The Carlyle Group has agreed to settle a long-running lawsuit in which some of the world’s biggest private equity firms had been accused of colluding not to outbid each other on certain boom-era buyout deals.
The Washington DC-based firm has agreed to pay $115 million to resolve the matter, a source familiar with the matter said. However, the group denies any wrongdoing and does not regard this settlement as an admission of guilt, the source added.
Carlyle declined to comment.
The settlement comes before November’s scheduled jury trial, in which the plaintiffs were seeking nearly $12 billion in damages. Carlyle was the last firm to settle, so had it lost the case, it would have been liable for the entire amount.
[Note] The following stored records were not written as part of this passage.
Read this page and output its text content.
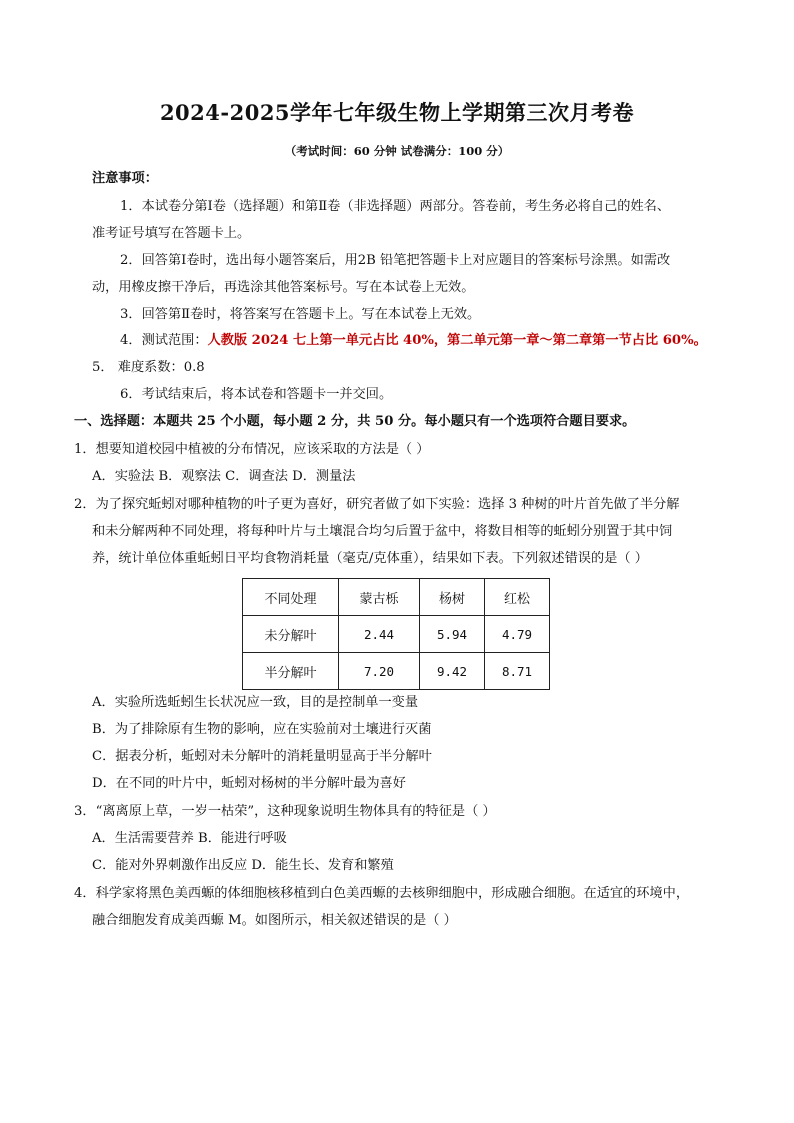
2024-2025学年七年级生物上学期第三次月考卷
（考试时间：60 分钟 试卷满分：100 分）
注意事项：
1．本试卷分第Ⅰ卷（选择题）和第Ⅱ卷（非选择题）两部分。答卷前，考生务必将自己的姓名、
准考证号填写在答题卡上。
2．回答第Ⅰ卷时，选出每小题答案后，用2B 铅笔把答题卡上对应题目的答案标号涂黑。如需改
动，用橡皮擦干净后，再选涂其他答案标号。写在本试卷上无效。
3．回答第Ⅱ卷时，将答案写在答题卡上。写在本试卷上无效。
4．测试范围：人教版 2024 七上第一单元占比 40%，第二单元第一章～第二章第一节占比 60%。
5． 难度系数：0.8
6．考试结束后，将本试卷和答题卡一并交回。
一、选择题：本题共 25 个小题，每小题 2 分，共 50 分。每小题只有一个选项符合题目要求。
1．想要知道校园中植被的分布情况，应该采取的方法是（ ）
A．实验法 B．观察法 C．调查法 D．测量法
2．为了探究蚯蚓对哪种植物的叶子更为喜好，研究者做了如下实验：选择 3 种树的叶片首先做了半分解
和未分解两种不同处理，将每种叶片与土壤混合均匀后置于盆中，将数目相等的蚯蚓分别置于其中饲
养，统计单位体重蚯蚓日平均食物消耗量（毫克/克体重），结果如下表。下列叙述错误的是（ ）
不同处理	蒙古栎	杨树	红松
未分解叶	2.44	5.94	4.79
半分解叶	7.20	9.42	8.71
A．实验所选蚯蚓生长状况应一致，目的是控制单一变量
B．为了排除原有生物的影响，应在实验前对土壤进行灭菌
C．据表分析，蚯蚓对未分解叶的消耗量明显高于半分解叶
D．在不同的叶片中，蚯蚓对杨树的半分解叶最为喜好
3．“离离原上草，一岁一枯荣”，这种现象说明生物体具有的特征是（ ）
A．生活需要营养 B．能进行呼吸
C．能对外界刺激作出反应 D．能生长、发育和繁殖
4．科学家将黑色美西螈的体细胞核移植到白色美西螈的去核卵细胞中，形成融合细胞。在适宜的环境中，
融合细胞发育成美西螈 M。如图所示，相关叙述错误的是（ ）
The other defendants that settled were The Blackstone Group, TPG, Kohlberg Kravis Roberts, Silver Lake Partners, Bain Capital and Goldman Sachs.
In early August Blackstone and TPG settled for $115 million, Silver Lake Partners for $29.5 million and Bain Capital for $54 million, while Goldman Sachs agreed to a $67 million settlement.
The suit was filed in December 2007 by individual shareholders in companies that were acquired by the private equity firms, including Freescale Semiconductor. LPs such as the Detroit Police and Fire Retirement System and New Profit Sharing Trust joined the shareholders.